At the same time, I think your book would help make it better for gay teens, simply in identifying with Jonny as a loveable person and a loveable way of being in the world. I wonder if you could talk about the role of fiction. Is that a goal that you set out for yourself? To make it better? Is that a realistic expectation of fiction?
I mean … Yes. But to place the onus of mend-ing all Two-Spiritedness on me is too huge of a responsibility. I did set out to write a book opening right away as a queer YA book. YA books often have the home-away-home narrative. The character is at home but it’s not going well so the character leaves somewhere—often to green spaces—and then returns. Queer stories are often informed by brutal stories of Stonewall, and also Matthew Shepard sets a precedent for gay literature to feature trauma. We have the same traumatic approach to gay literature in “Brokeback Mountain”—by a non-queer writer Annie Proulx.

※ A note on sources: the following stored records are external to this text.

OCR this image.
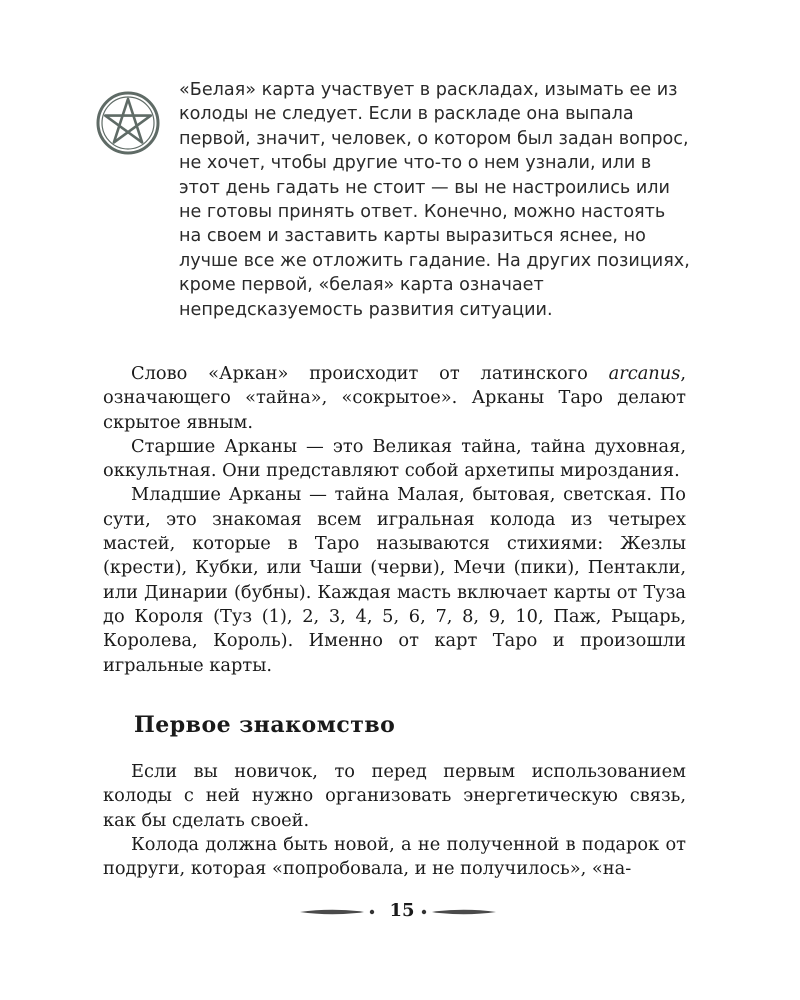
«Белая» карта участвует в раскладах, изымать ее из колоды не следует. Если в раскладе она выпала первой, значит, человек, о котором был задан вопрос, не хочет, чтобы другие что-то о нем узнали, или в этот день гадать не стоит — вы не настроились или не готовы принять ответ. Конечно, можно настоять на своем и заставить карты выразиться яснее, но лучше все же отложить гадание. На других позициях, кроме первой, «белая» карта означает непредсказуемость развития ситуации.

Слово «Аркан» происходит от латинского arcanus, означающего «тайна», «сокрытое». Арканы Таро делают скрытое явным.

Старшие Арканы — это Великая тайна, тайна духовная, оккультная. Они представляют собой архетипы мироздания.

Младшие Арканы — тайна Малая, бытовая, светская. По сути, это знакомая всем игральная колода из четырех мастей, которые в Таро называются стихиями: Жезлы (крести), Кубки, или Чаши (черви), Мечи (пики), Пентакли, или Динарии (бубны). Каждая масть включает карты от Туза до Короля (Туз (1), 2, 3, 4, 5, 6, 7, 8, 9, 10, Паж, Рыцарь, Королева, Король). Именно от карт Таро и произошли игральные карты.

Первое знакомство

Если вы новичок, то перед первым использованием колоды с ней нужно организовать энергетическую связь, как бы сделать своей.

Колода должна быть новой, а не полученной в подарок от подруги, которая «попробовала, и не получилось», «на-

15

I wanted to defy that expectation. We’re watching Queer as Folk, and Dan Savage comes in, and we’re idolizing queerness in queer utopias like Los Angeles, Vancouver, New York, San Francisco.
I wanted to ask: what about queerness outside of those queer urban “utopias”? I wanted to show that I could stay in rurality and be queer. We can have queer farmers or queer cowboys or queers on the rez in the middle of the prairie. Not just queer in the big cities.
The popularity of media like Queer as Folk and more recently Looking and Travis Chantar’s photo series Tribe, as well as contemporary queer Indigenous examples with the films Fire Song and Wildhood, demonstrates how queerness (primarily white queerness) cannibalizes the idyll and Indigenous sexualities for itself.
There was already work that represented a haven for queerness, but without taking the idea of Blackness or Indigeneity or class or gender or nonbinary identities into consideration. There are white gay cis men who have a queer experience and can still enact racism or misogyny or femmephobia or fatphobia against those of us who have multiple intersecting identities. So, I wanted to raise that precedent—the kind of queerness we’re used to with Dan Savage, for example—and then shatter that image, moving into this vicious but vivacious world that is queerness on Manitoba reservations and in the middle of the prairies. I wanted to use that queerness in that context as the grounding mechanic of Jonny Appleseed. I wanted to show we can thrive in our own homes. We don’t have to flee or migrate to cities and abandon part of our identities. We can be Indigenous and we can be queer and we be rural—all at the same time. Those spaces are our homes. What Jonny shows, and what I hope people see, is that we can stay in our communities, and we can stay attached to our families. It’s worth it.